I thought that was hypocritical. She said, I guess it depends on your definition of anarchy. I steered away from the topic. I don’t actually want to alienate a friend over political differences.

But here’s the definition of anarchist, from the dictionary: “A person who believes in or tries to bring about anarchy.”

And the definition of anarchy, also from the dictionary: “A state of disorder due to absence or nonrecognition of authority.”

I respect the philosophy. I can understand why a person would adopt it, and can imagine circumstances when that person would be me. However, when you collect welfare or use a cell phone, or even walk on the public roads or use the public healthcare or live in a  house built according to government building codes, you are not being an anarchist.

You are recognizing authority by doing the things they require you to do to enjoy these benefits: You fill out the forms and obey the rules for welfare, you pay for your cell phone contract, you choose to pay the rent instead of living in a home that you built yourself in defiance of building codes, you obey the rules of the road enough to not get tickets.

That’s not anarchy.

I have some strong feelings of disrespect toward people who collect welfare while claiming to be in favour of dissolving the government or refusing to submit to authority, but those are just feelings. The principle that I act on is that there is enough wealth in the world for everyone to eat and be sheltered, so everyone should eat and be sheltered. I’ll work towards that even if I have to do more than what I perceive is my fair share.

I prefer to work for a living than be idle, and I prefer to contribute to the economy than drain it. But if I could spend my days building motorcycles and throwing parties without having to worry about earning a living, I would, and I think that’s the kind of life a lot of anarchists are after as well.

It’s just that anarchy doesn’t scale very well, with 7 billion people in the world. There’s room and food for everyone if we work together, but if everyone’s living in little hippy communes of a few hundred people or less, it’s hard to achieve a level of organization and efficiency to make that possible.

So I’m not going to talk shit about anarchy or anarchists in general. But collecting welfare isn’t anarchy, and neither is owning a cellphone.

2 thoughts on “Anarchy

  1. Hi Shannon,
    You can still be an anarchist and use a cellphone or be on welfare, such as if your community and your surroundings– like nature– has been co-opted by the State. You can also leverage welfare and your cellphone to subvert the State.

    Perhaps it’s a little like if relatives of roadkill could climb into an idling car and use it to run over some humans.

  2. Work is often referred to as wage-slavery– look it up– and governments ostensibly skim people’s salaries as taxes to pay for cellphone networks, whether people like it or not.
    IOW< AFAIK, they do this generally without permission.
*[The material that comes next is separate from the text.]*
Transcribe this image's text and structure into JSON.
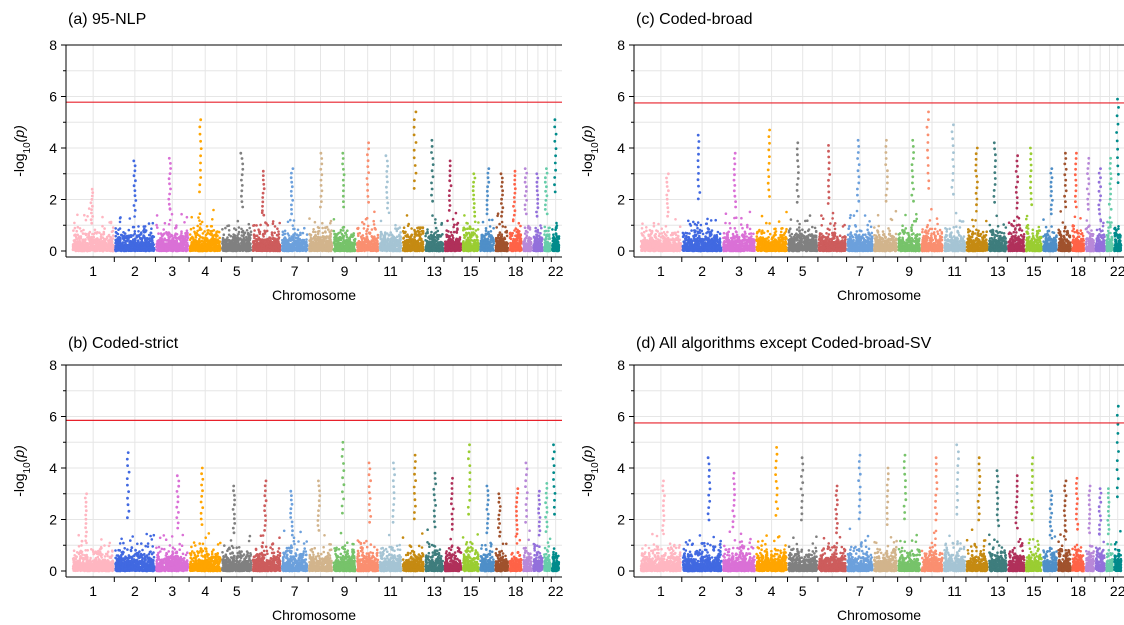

IOW, it's not a crowdsourced or opt-in/opt-out thing.

    Since we are social creatures and need each other to thrive, perhaps even survive, it seems to make little sense to expect people who disagree with many forms of work or State-funded things like cellphone networks to simply move to the woods– crown land anyway– and live essentially alone. This, while others, perhaps like you, contribute to a crony-capitalist plutarchy pseudoeconomy ('pseudo', because it's not truly economic) that's taking the planet and people down with it.